Neylesin Mahmut



Sultan Mahmud devrinde adamın biri su tesisatçısıymış. Sultan kendi adına bir çeşme yaptırıyormuş. Bu çeşme yapımında çalışan tesisatçı bir musluktan az miktarda su aktığını görür ve israf olmasın diyerek orayı bir tahta parçasıyla tıkar. Bunu tıkadıktan sonra da:
- Musluğu da tıkadık, işlerimiz de tıkalı. diyerek sıkıntı ile dolu hayatından dert yanmış...
Adamın bu sözleri merhametli Sultanın kulağına gelir. Emir buyurur ve o adama bir paket baklava hazırlattırır. Her dilimin altına da birer altın koydurtur ve adama gönderir...
Baklava adama ulaşınca:
- Şimdiye kadar sıkıntı ile yaşadık, kaç kere baklava yedik ki? diyerek paketi tamamıyla satar.
Sultan Mahmud adamın bu hareketi üzerine ona bir hindi hazırlattırır içini de tamamıyla altın ile doldurtur. Hindi adama ulaştığında:
- Şimdiye kadar sıkıntı ile yaşadık, kaç kere hindi yedik ki? diyerek hindiyi de satar.

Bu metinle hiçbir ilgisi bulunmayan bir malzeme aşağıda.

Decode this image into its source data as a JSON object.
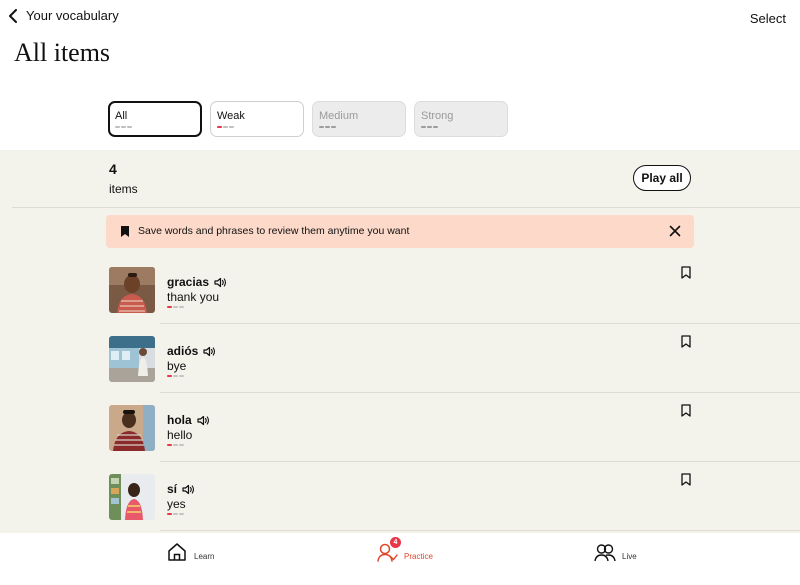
{
  "header": {
    "back_label": "Your vocabulary",
    "select_label": "Select",
    "title": "All items"
  },
  "filters": [
    {
      "label": "All",
      "state": "active"
    },
    {
      "label": "Weak",
      "state": "enabled"
    },
    {
      "label": "Medium",
      "state": "disabled"
    },
    {
      "label": "Strong",
      "state": "disabled"
    }
  ],
  "summary": {
    "count": "4",
    "count_label": "items",
    "play_all_label": "Play all"
  },
  "banner": {
    "text": "Save words and phrases to review them anytime you want"
  },
  "items": [
    {
      "word": "gracias",
      "translation": "thank you",
      "strength": "weak"
    },
    {
      "word": "adiós",
      "translation": "bye",
      "strength": "weak"
    },
    {
      "word": "hola",
      "translation": "hello",
      "strength": "weak"
    },
    {
      "word": "sí",
      "translation": "yes",
      "strength": "weak"
    }
  ],
  "bottom_nav": {
    "learn_label": "Learn",
    "practice_label": "Practice",
    "practice_badge": "4",
    "live_label": "Live"
  },
  "colors": {
    "accent": "#e8364a",
    "practice_active": "#e0462a",
    "panel_bg": "#f3f2eb",
    "banner_bg": "#fcd9c9"
  },
  "icons": [
    "chevron-left-icon",
    "bookmark-icon",
    "close-icon",
    "speaker-icon",
    "home-icon",
    "practice-icon",
    "live-icon"
  ]
}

Sultan Mahmud bunun üzerine celallenir ve adamı yanına çağırmaları için emir verir. Adam yanına geldiğinde der ki:
- Eline yerden bir taş al ve atabildiğin kadar uzağa at. Taşın gittiği kadar yeri sana vereceğim. Adam eğilir ve yerden bir taş alır. Elini gerer gerer ki uzağa atmak için. Yalnız öyle bir hadise olur ki adam da padişah da saçlarını yolar. Elini gererken dengesini kaybeden tesisatçı olduğu gibi gerisin geri düşmüştür.
Bunun üzerine padişah hazine odalarından birini açtırtır. Adamı hazine odasına sokar ve der ki:
- Eline şu gördüğün küreği al ve daldır. Küreğe ne kadar altın gelirse senin olsun.
Adam hazinede yığılı altınların göz kamaştıran ışıltısı altında heyecanla küreği daldırır ve çeker. Görenler bu sefer de hayrete düşer. Ne yazık ki adam küreği ters tutmuş ve küreğin üstünde tek bir altın parçasından başka bir şey alamamıştır. Bunun üzerine sultan bitkin ve üzgün bir şekilde şöyle demiş:
- Vermeyince Mabud neylesin Sultan Mahmud.